Posted by Norman Nason on February 12, 2009 01:01 PM

"The age of peaceful coexistence between 'moderate'
religion and science is over. No modern scientist
can credibly argue for its continuation unless he
or she is willfully suppressing the obvious
contradictions that exist between science and

To my view this statement only follows if as you say "getting rid of religion" is your primary goal. But adapting such a goal goes way beyond simply stating that you do not believe in any kind of god.

You've tried to make the case for this in the past, but to my view this is a much harder row to hoe, and contrary to all kinds of other knowledge and experience I have on the matter.

In my opinion, saying that ones goal is to "get rid of religion" is a political statement, not a scientific one. Of course you are very free to make such a political argument, even passionately. But here you imply that being a scientist implies that you must share this same political point of view. Is this really what you are saying?

Posted by Corbin on February 12, 2009 06:25 PM

Have seen the latest anti-Evolution tactic that's sprung up now that Intelligent Design lost in court?

Posted by Nathan & the Cynic on February 12, 2009 09:23 PM

"So should I listen to this appeal and cease and desist in my efforts to use science as a weapon...."

Using science as a weapon. Dangerous stuff.

Posted by bob on February 12, 2009 11:48 PM


The decision whether one's goal should be to get rid of religion or to build support for evolution is a political one, and should be based on a judgment as to the long-term benefits of either eventuality.

But the point that the two worlds model suffers from fatal internal contradictions is a logical conclusion that should be clear to anyone, especially to scientists who place a premium of law-like behavior and causality.

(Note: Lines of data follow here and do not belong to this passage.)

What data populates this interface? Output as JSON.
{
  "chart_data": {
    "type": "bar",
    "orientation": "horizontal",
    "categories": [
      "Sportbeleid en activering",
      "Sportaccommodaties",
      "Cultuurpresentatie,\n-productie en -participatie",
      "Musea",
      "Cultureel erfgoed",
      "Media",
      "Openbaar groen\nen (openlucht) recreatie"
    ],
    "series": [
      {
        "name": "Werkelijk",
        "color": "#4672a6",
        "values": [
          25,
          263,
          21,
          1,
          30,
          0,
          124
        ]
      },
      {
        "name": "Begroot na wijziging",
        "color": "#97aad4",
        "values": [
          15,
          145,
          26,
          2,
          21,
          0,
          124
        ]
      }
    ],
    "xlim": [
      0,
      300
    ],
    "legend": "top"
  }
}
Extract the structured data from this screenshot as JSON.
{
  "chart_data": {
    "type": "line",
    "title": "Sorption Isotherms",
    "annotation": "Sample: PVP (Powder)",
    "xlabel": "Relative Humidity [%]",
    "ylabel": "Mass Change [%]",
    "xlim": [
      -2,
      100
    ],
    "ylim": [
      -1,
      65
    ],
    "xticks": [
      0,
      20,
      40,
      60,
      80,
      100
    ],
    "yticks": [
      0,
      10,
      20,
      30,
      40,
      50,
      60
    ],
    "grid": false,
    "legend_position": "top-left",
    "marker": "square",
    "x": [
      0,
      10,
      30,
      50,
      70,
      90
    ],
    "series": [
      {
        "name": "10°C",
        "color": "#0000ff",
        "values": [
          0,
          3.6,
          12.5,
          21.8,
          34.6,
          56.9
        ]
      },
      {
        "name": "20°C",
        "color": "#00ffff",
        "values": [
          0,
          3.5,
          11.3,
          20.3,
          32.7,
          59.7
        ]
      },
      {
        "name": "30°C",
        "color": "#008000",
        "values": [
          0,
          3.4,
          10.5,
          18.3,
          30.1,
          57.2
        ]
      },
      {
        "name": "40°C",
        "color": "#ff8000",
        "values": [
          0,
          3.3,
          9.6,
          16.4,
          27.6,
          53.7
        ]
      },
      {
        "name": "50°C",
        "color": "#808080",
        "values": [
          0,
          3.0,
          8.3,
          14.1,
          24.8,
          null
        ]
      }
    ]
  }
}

Posted by Mano on February 13, 2009 08:08 AM


Fair enough.

It so happens to be the case that I personally agree that the "two worlds" argument is not particularly compelling, but as I think I've mentioned before, I do not think that drawing such a conclusion should be "clear to anyone". It seems to me to be a rather subtle philosophical

Also, I think that the case for "peaceful co-existence" between some kinds of religion and science does not depend critically on proving the two-worlds argument. There are a number of other ways to make the case.

For example, one could argue that science as a discipline is particular effective at addressing well-structured questions, and not as effective at addressing ill-structured questions. I can use science to determine the charge on the electron, but in my experience science does a pretty lousy job at helping me to solve problems such as "what should I wear?", who should I marry? how shall I develop a code of conduct? what career will I find most fulfilling? etc. This is not to say that in principle, science cannot find the answers -- after all if we are essentially animals/brains/machines then all aspects of our lives are governed in principle by the laws of science. But this fact does not actually help me much to address these kinds problems on a day-to-day basis. So if science is not up to the job of helping me to address these things, then it seems reasonable to consider other frameworks that might be helpful and/or adaptive. Such frameworks might include literature, art, and/or religion.

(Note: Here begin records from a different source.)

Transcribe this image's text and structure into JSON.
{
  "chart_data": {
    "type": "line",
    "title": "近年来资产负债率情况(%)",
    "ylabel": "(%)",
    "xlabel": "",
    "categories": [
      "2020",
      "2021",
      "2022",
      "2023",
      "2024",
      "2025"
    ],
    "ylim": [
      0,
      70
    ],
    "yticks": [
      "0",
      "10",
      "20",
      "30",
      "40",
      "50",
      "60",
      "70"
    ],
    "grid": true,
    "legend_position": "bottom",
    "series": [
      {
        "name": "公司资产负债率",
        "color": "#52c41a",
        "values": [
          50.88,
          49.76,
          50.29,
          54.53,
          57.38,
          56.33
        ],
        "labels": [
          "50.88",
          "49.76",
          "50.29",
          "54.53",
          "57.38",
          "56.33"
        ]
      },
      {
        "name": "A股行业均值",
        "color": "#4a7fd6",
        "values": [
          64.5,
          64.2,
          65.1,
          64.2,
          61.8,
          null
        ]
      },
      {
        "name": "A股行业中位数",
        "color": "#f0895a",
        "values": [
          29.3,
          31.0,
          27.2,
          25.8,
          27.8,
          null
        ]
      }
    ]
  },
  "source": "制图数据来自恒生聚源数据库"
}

Posted by Corbin on February 13, 2009 12:01 PM


I am not saying that science is directly useful in answering all questions. My point is that there is nothing that religion provides that cannot be provided by other sources. Religion is, at its best, superfluous. At its worst, it is downright evil.

This is not the case with science. It can be used for evil purposes but it is never superfluous. It provides benefits that cannot be obtained in any other way.

I do think that peaceful coexistence depends crucially on the validity of the two worlds argument. Otherwise how is one to arrive at compatibility between them? What do you do when science and religion are invoked to explain the same phenomenon?